Is old mother England looking to bring American literature back under its wing?
Rumors flew this weekend that the Man Booker Prize may, for the first time, open up its competition to American novelists. Prize organizers are not commenting on the rumors, but plan to hold a press conference Wednesday to make an official statement about changes in the prize's selection process.
With a prize of nearly $80,000 -- also known as 50,000 British pound sterling -- the Man Booker is one of the most substantial literary prizes for a single work of fiction in the world.
If the rumors of its expansion to include American writers are true, it would seem that the prize hopes to become the pre-eminent award for a novel written in English, by anyone.
The timing of the changes at the Man Booker -- whatever they are -- is interesting. It falls just as the American National Book Awards is launching its first-ever longlist, a drawn-out process happening Monday-Thursday this week. Just a coincidence, or are the two awards lining up as rivals?

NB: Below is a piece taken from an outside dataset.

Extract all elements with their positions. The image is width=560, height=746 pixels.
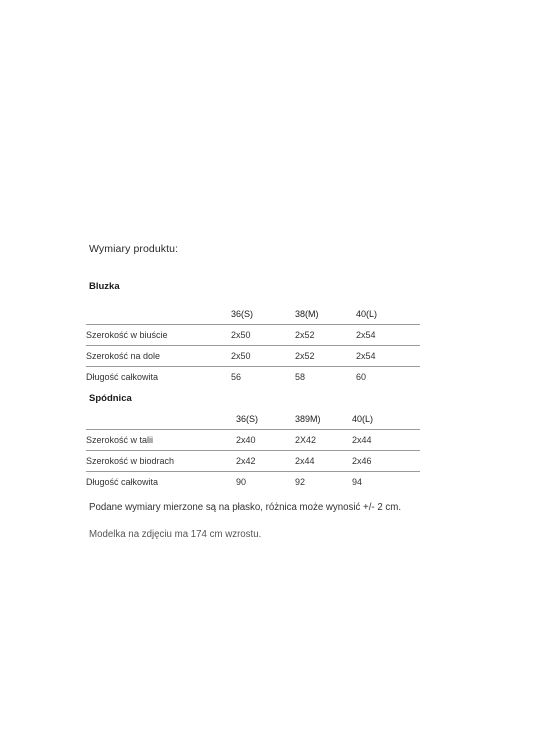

For its part, the National Book Awards addition of a longlist seems to be borrowed directly from the Man Booker Prize. Earlier this year, the National Book Awards announced several changes to its selection process, designed to capture more of the public's attention and imagination.
That's something the Man Booker has always been good at; its black-tie London gala is televised nationally in England.
In its first 44 years, the Man Booker Prize has been open to writers from England, Canada, Scotland, Australia and the rest of the Commonwealth, the Republic of Ireland, and Zimbabwe.
Some of those authors expressed concern that including American writers would change the nature of the prize. "If you open the Booker prize to all people writing in the English language it would be a fantastic overview of English language literature but it would lose a focus," Jim Crace, whose novel "Harvest" is shortlisted for the 2013 prize, told the Independent. "I’m very fond of the sense of the Commonwealth. There’s something in there that you would lose if you open it up to American authors.”
"Opening Booker prize to US writers seems to reduce light and air for all non US writers," tweeted Hari Kunzru, the British Indian novelist who now lives in New York. "We're not eligible for NBA, Pulitzer etc."
British watchers also note that the Man Booker's changes may be a response to the Folio Prize. The Folio Prize, which has yet to give its first award, was founded in 2011 in response to a perception that the Man Booker was catering to popular, rather than literary, tastes.